Arts Innovation Grants fund new courses, other initiatives

The Johns Hopkins University has awarded approximately $20,000 in grants to students and faculty to stimulate new courses in the arts and other arts-related efforts on the Homewood campus, said Winston Tabb, Sheridan Dean of University Libraries and Museums.

The Arts Innovation Program, initiated in 2006, offers funding to faculty to create new courses in the arts for undergraduates, with an emphasis on interdisciplinary and cross-divisional courses.
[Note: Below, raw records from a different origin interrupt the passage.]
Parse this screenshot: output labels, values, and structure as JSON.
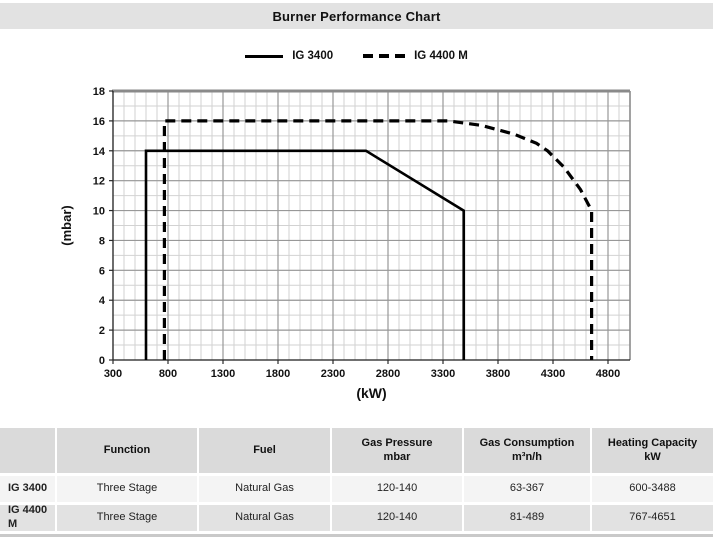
{
  "colors": {
    "title_bar_bg": "#e2e2e2",
    "grid_minor": "#d2d2d2",
    "grid_major": "#989898",
    "border_gray": "#8a8a8a",
    "series_line": "#000000",
    "table_header_bg": "#dadada",
    "row_odd_bg": "#f4f4f4",
    "row_even_bg": "#e2e2e2",
    "bottom_strip": "#c9c9c9"
  },
  "chart_data": {
    "type": "line",
    "title": "Burner Performance Chart",
    "xlabel": "(kW)",
    "ylabel": "(mbar)",
    "xlim": [
      300,
      5000
    ],
    "ylim": [
      0,
      18
    ],
    "xticks": [
      300,
      800,
      1300,
      1800,
      2300,
      2800,
      3300,
      3800,
      4300,
      4800
    ],
    "yticks": [
      0,
      2,
      4,
      6,
      8,
      10,
      12,
      14,
      16,
      18
    ],
    "x_minor_step": 100,
    "y_minor_step": 1,
    "grid": true,
    "legend_position": "top-center",
    "series": [
      {
        "name": "IG 3400",
        "line_style": "solid",
        "points": [
          [
            600,
            0
          ],
          [
            600,
            14
          ],
          [
            2600,
            14
          ],
          [
            3488,
            10
          ],
          [
            3488,
            0
          ]
        ]
      },
      {
        "name": "IG 4400 M",
        "line_style": "dashed",
        "points": [
          [
            767,
            0
          ],
          [
            767,
            16
          ],
          [
            3350,
            16
          ],
          [
            3650,
            15.7
          ],
          [
            3950,
            15.1
          ],
          [
            4150,
            14.5
          ],
          [
            4250,
            14
          ],
          [
            4400,
            12.9
          ],
          [
            4550,
            11.4
          ],
          [
            4651,
            10
          ],
          [
            4651,
            0
          ]
        ]
      }
    ]
  },
  "table": {
    "headers": [
      {
        "line1": "",
        "line2": ""
      },
      {
        "line1": "Function",
        "line2": ""
      },
      {
        "line1": "Fuel",
        "line2": ""
      },
      {
        "line1": "Gas Pressure",
        "line2": "mbar"
      },
      {
        "line1": "Gas Consumption",
        "line2": "m³n/h"
      },
      {
        "line1": "Heating Capacity",
        "line2": "kW"
      }
    ],
    "rows": [
      {
        "model": "IG 3400",
        "function": "Three Stage",
        "fuel": "Natural Gas",
        "gas_pressure": "120-140",
        "gas_consumption": "63-367",
        "heating_capacity": "600-3488"
      },
      {
        "model": "IG 4400 M",
        "function": "Three Stage",
        "fuel": "Natural Gas",
        "gas_pressure": "120-140",
        "gas_consumption": "81-489",
        "heating_capacity": "767-4651"
      }
    ]
  }
}
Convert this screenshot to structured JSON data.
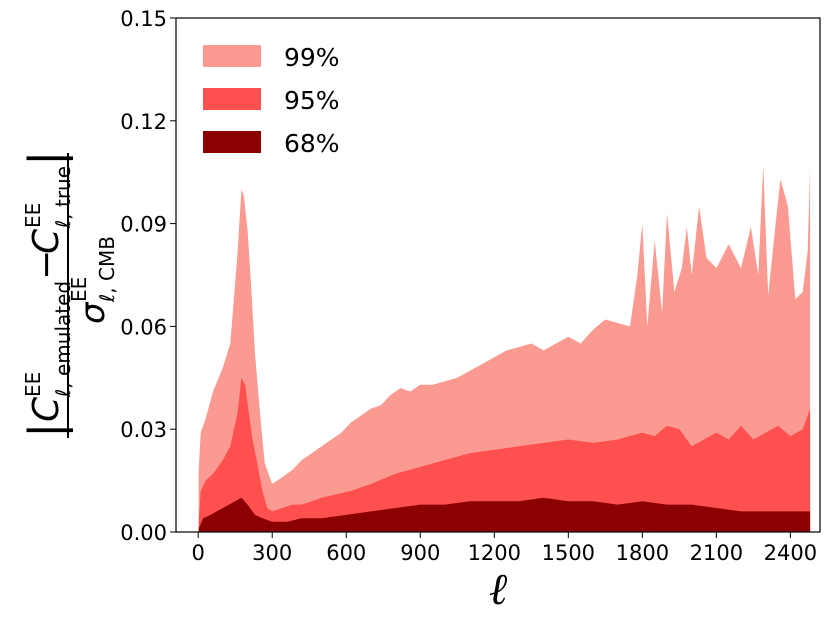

The program also supports the artistic efforts of students, both those currently engaged in arts activities and those wishing to create a new venture, with an emphasis on making connections between Johns Hopkins students and the Baltimore community.

Two student-proposed arts initiatives will benefit from the funding.

Senior Writing Seminars major Stephanie Delman and junior Daniel Litwin, an economics major, will receive a grant to publish an issue of The Bohemian Monthly Magazine, a bimonthly arts and culture print publication that documents and celebrates the arts both within the Johns Hopkins student community and throughout Baltimore City. (To learn more about The Bohemian, go to www
.bohemian-monthly.com.)

Junior Writing Seminars major Jonah Furman will use the funds to develop the Baltimore Curators Series of performances and artist lectures focused on Baltimore’s music scene. The curated musical exhibitions will be held on the Homewood campus, free of charge, with the aim of further integrating the Homewood and Baltimore arts communities. The funding will be used to organize the first two events, planned for spring and fall 2011.

Additionally, two new courses will receive support.

In Sound on Film, student filmmakers from the Krieger School’s Film and Media Studies Program will collaborate with Peabody Conservatory students in the Recording Arts and Sciences Program to design soundtracks for film, from composition and scoring to recording and sound syncing. The final soundtracks will be mastered for DVD and online formats. This lecture and lab course will be taught in fall 2011 by Scott Metcalfe, director of the Recording Arts and Sciences Program, with assistance from Krieger School and Peabody faculty and a range of industry professionals, including Johns Hopkins alumnus Walter Murch ’65, a three-time Academy Award winner for sound and film editing.

Also sponsored by the Film and Media Studies Program is Baltimore Live: The Cinematic Arts Through the Lens of Baltimore Filmmakers, to be taught in spring 2012 by film and video artist Jimmy Roche. The course will bring local practicing filmmakers into the classroom to share their experiences and teach students how to make films and videos that utilize the unique locations, stories and people of Baltimore. Baltimore Live will be open to any student who has completed a beginning-level film production course at either Johns Hopkins or the Maryland Institute College of Art.